Times I fretted about that, I reminded myself of how often I’ve heard people say that their photograph doesn’t look anything like them; perhaps it’s not so easy, after all, to recognize yourself, let alone in other people. The shutter falls and captures one exact moment instead of the one just before or after, and I suppose that a photograph traps a person, as surely as a body frozen in ice. Chance imprisons them, in a way, and someone who didn’t know them would think they always smiled just like that, wore their hair that way, had that mark, whatever it was, on their chin.

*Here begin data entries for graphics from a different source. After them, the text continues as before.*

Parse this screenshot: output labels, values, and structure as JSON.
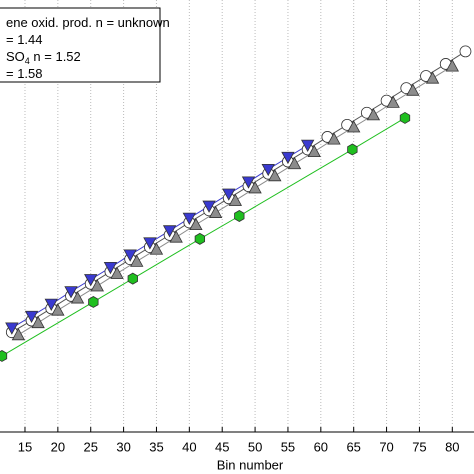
{
  "chart_data": {
    "type": "line",
    "xlabel": "Bin number",
    "xlim": [
      11.2,
      83.3
    ],
    "ylim": [
      0,
      100
    ],
    "xticks": [
      15,
      20,
      25,
      30,
      35,
      40,
      45,
      50,
      55,
      60,
      65,
      70,
      75,
      80
    ],
    "grid": true,
    "legend_position": "upper left",
    "legend": [
      {
        "text": "ene oxid. prod. n = unknown"
      },
      {
        "text": "= 1.44"
      },
      {
        "text": "SO",
        "sub": "4",
        "after": " n = 1.52"
      },
      {
        "text": "= 1.58"
      }
    ],
    "series": [
      {
        "marker": "circle",
        "color": "#ffffff",
        "x": [
          13,
          16,
          19,
          22,
          25,
          28,
          31,
          34,
          37,
          40,
          43,
          46,
          49,
          52,
          55,
          58,
          61,
          64,
          67,
          70,
          73,
          76,
          79,
          82
        ],
        "values": [
          23.1,
          25.8,
          28.6,
          31.5,
          34.3,
          37.1,
          40.0,
          42.8,
          45.6,
          48.5,
          51.3,
          54.1,
          56.9,
          59.8,
          62.6,
          65.4,
          68.3,
          71.1,
          73.9,
          76.7,
          79.6,
          82.4,
          85.2,
          88.1
        ]
      },
      {
        "marker": "triangle",
        "color": "#8c8c8c",
        "x": [
          14,
          17,
          20,
          23,
          26,
          29,
          32,
          35,
          38,
          41,
          44,
          47,
          50,
          53,
          56,
          59,
          62,
          65,
          68,
          71,
          74,
          77,
          80
        ],
        "values": [
          22.5,
          25.3,
          28.2,
          31.0,
          33.8,
          36.7,
          39.5,
          42.3,
          45.1,
          48.0,
          50.8,
          53.6,
          56.5,
          59.3,
          62.1,
          64.9,
          67.8,
          70.6,
          73.4,
          76.3,
          79.1,
          81.9,
          84.7
        ]
      },
      {
        "marker": "down-triangle",
        "color": "#3a3ad0",
        "x": [
          13,
          16,
          19,
          22,
          25,
          28,
          31,
          34,
          37,
          40,
          43,
          46,
          49,
          52,
          55,
          58
        ],
        "values": [
          24.1,
          26.8,
          29.6,
          32.5,
          35.3,
          38.1,
          41.0,
          43.8,
          46.6,
          49.5,
          52.3,
          55.1,
          57.9,
          60.8,
          63.6,
          66.4
        ]
      },
      {
        "marker": "hexagon",
        "color": "#1fbf1f",
        "x": [
          11.5,
          25.4,
          31.4,
          41.6,
          47.6,
          64.8,
          72.8
        ],
        "values": [
          17.6,
          30.1,
          35.5,
          44.7,
          50.0,
          65.4,
          72.7
        ]
      }
    ]
  }
}
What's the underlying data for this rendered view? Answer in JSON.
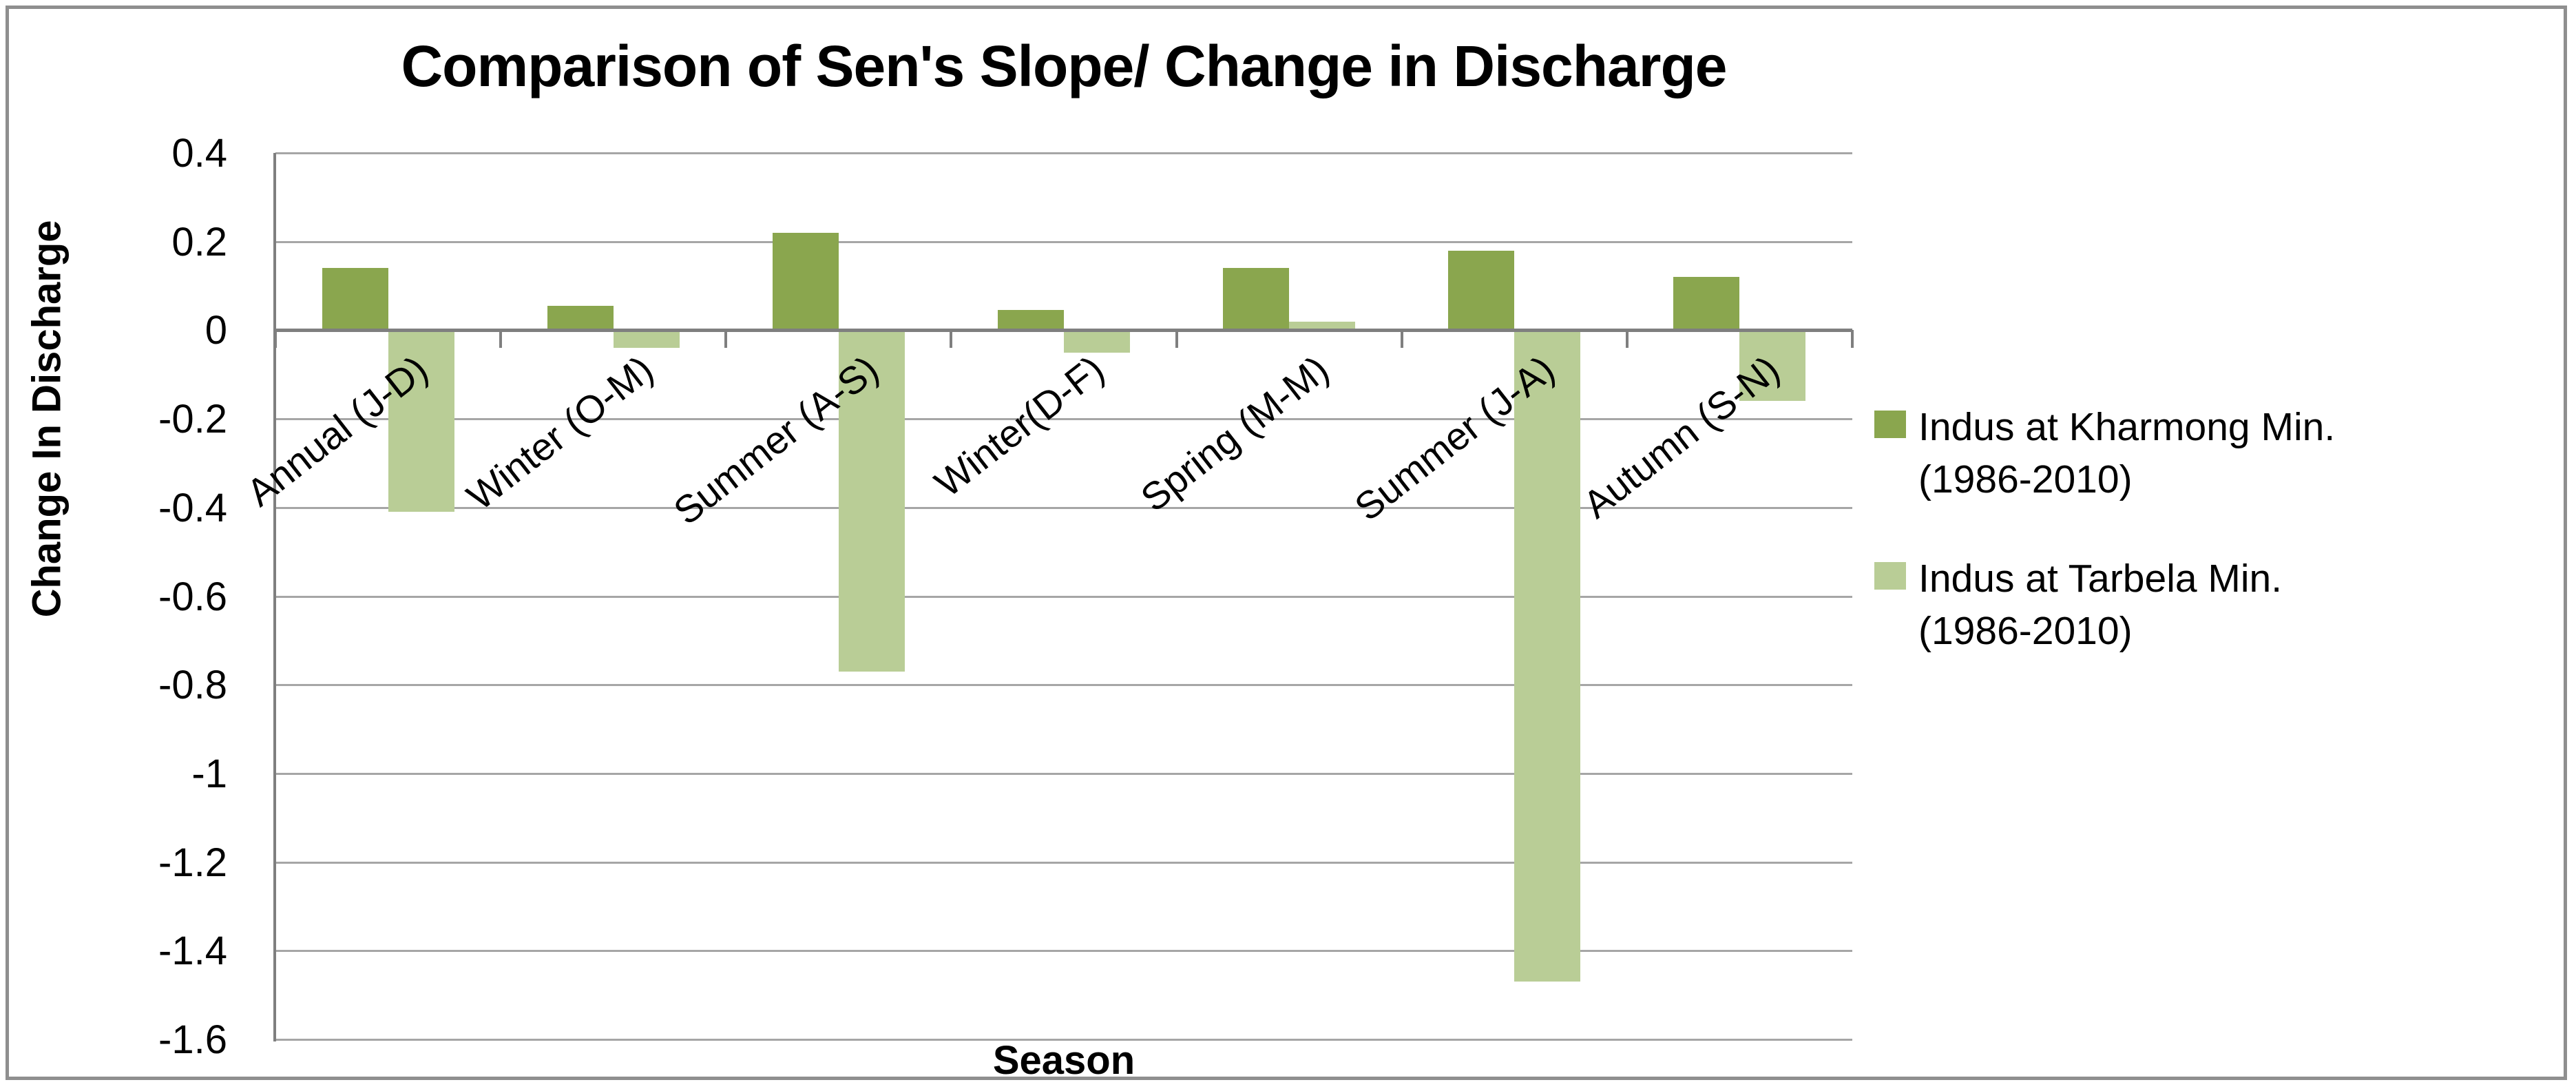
{
  "chart": {
    "title": "Comparison of Sen's Slope/ Change in Discharge",
    "y_axis_title": "Change In Discharge",
    "x_axis_title": "Season"
  },
  "colors": {
    "series_dark": "#8aa64e",
    "series_light": "#b9cd96",
    "gridline": "#a6a6a6",
    "axis_line": "#7f7f7f",
    "frame_border": "#8f8f8f",
    "text": "#000000"
  },
  "chart_data": {
    "type": "bar",
    "title": "Comparison of Sen's Slope/ Change in Discharge",
    "xlabel": "Season",
    "ylabel": "Change In Discharge",
    "categories": [
      "Annual (J-D)",
      "Winter (O-M)",
      "Summer (A-S)",
      "Winter(D-F)",
      "Spring (M-M)",
      "Summer (J-A)",
      "Autumn (S-N)"
    ],
    "series": [
      {
        "name": "Indus at Kharmong Min. (1986-2010)",
        "color": "#8aa64e",
        "values": [
          0.14,
          0.055,
          0.22,
          0.045,
          0.14,
          0.18,
          0.12
        ]
      },
      {
        "name": "Indus at Tarbela Min. (1986-2010)",
        "color": "#b9cd96",
        "values": [
          -0.41,
          -0.04,
          -0.77,
          -0.05,
          0.02,
          -1.47,
          -0.16
        ]
      }
    ],
    "ylim": [
      -1.6,
      0.4
    ],
    "ytick_step": 0.2,
    "ytick_labels": [
      "0.4",
      "0.2",
      "0",
      "-0.2",
      "-0.4",
      "-0.6",
      "-0.8",
      "-1",
      "-1.2",
      "-1.4",
      "-1.6"
    ],
    "grid": true,
    "legend_position": "right",
    "category_label_rotation_deg": -38
  },
  "legend": {
    "entries": [
      {
        "label": "Indus at Kharmong Min. (1986-2010)",
        "color": "#8aa64e"
      },
      {
        "label": "Indus at Tarbela Min. (1986-2010)",
        "color": "#b9cd96"
      }
    ]
  }
}
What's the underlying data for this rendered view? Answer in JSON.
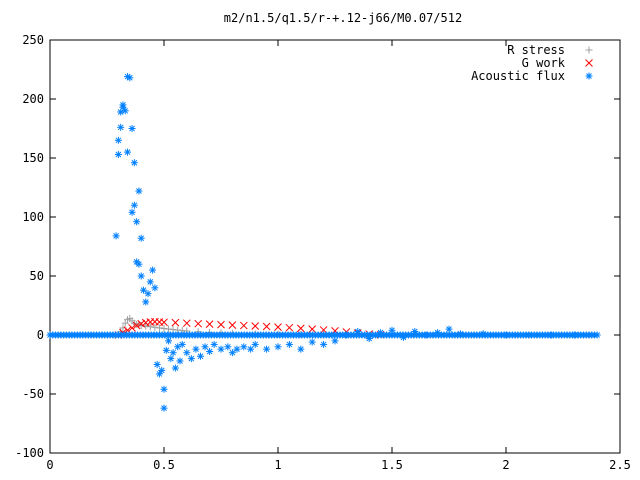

Perhaps it’s something to do with that, the reason people were so drawn to moving pictures. In the beginning, I mean, before they were made-up stories. The idea that you were seeing something that was more real, a train chugging in or people leaving a factory, even though they were things you
hadn’t given a thought to, all the times you’d seen them in life. I wasn’t curious enough to make the trip to the city, but I paid my ten cents and joined the queue when a cinematograph was set up here, during the celebrations for the new century. Real people doing real things but disappearing so quickly, their jerky movements carrying them away to one side or another. Glimpses, but no one to recognize, and when we came out, blinking, into the day, I knew what the little girl in front of me meant when she said, “Why wouldn’t it
slow down
?”
With what we see now it’s funny to think how fascinated people were by those first shows. Robbie and Edie are mad for the movies, like most people here, and my grandsons, of course, who have never known a world without them. I do go sometimes, especially when there are real things to see, a trip through Japan, or Princess Mary’s wedding. But I don’t have much interest in the ones that are all pie-in-the-face, or the love stories with penniless girls and wealthy lords. Besides, the way Robbie explained it, it’s all a trick, and I don’t mean just the miniature castles and painted scenery, things Edie reads about in her magazines. Even with the fastest of shutters there are still gaps, still lost moments, and there’s a name for it, though I forget what it is. The way our minds fool our eyes and we don’t notice those gaps, the way we see what we expect or want to see. Like the audience that gasps at an illusionist floating in the air, like an old woman looking in a mirror. Like the people who complain about their photographs, forgetting or ignoring the fact that in that instant they did look exactly like that, and that instant is part of them too.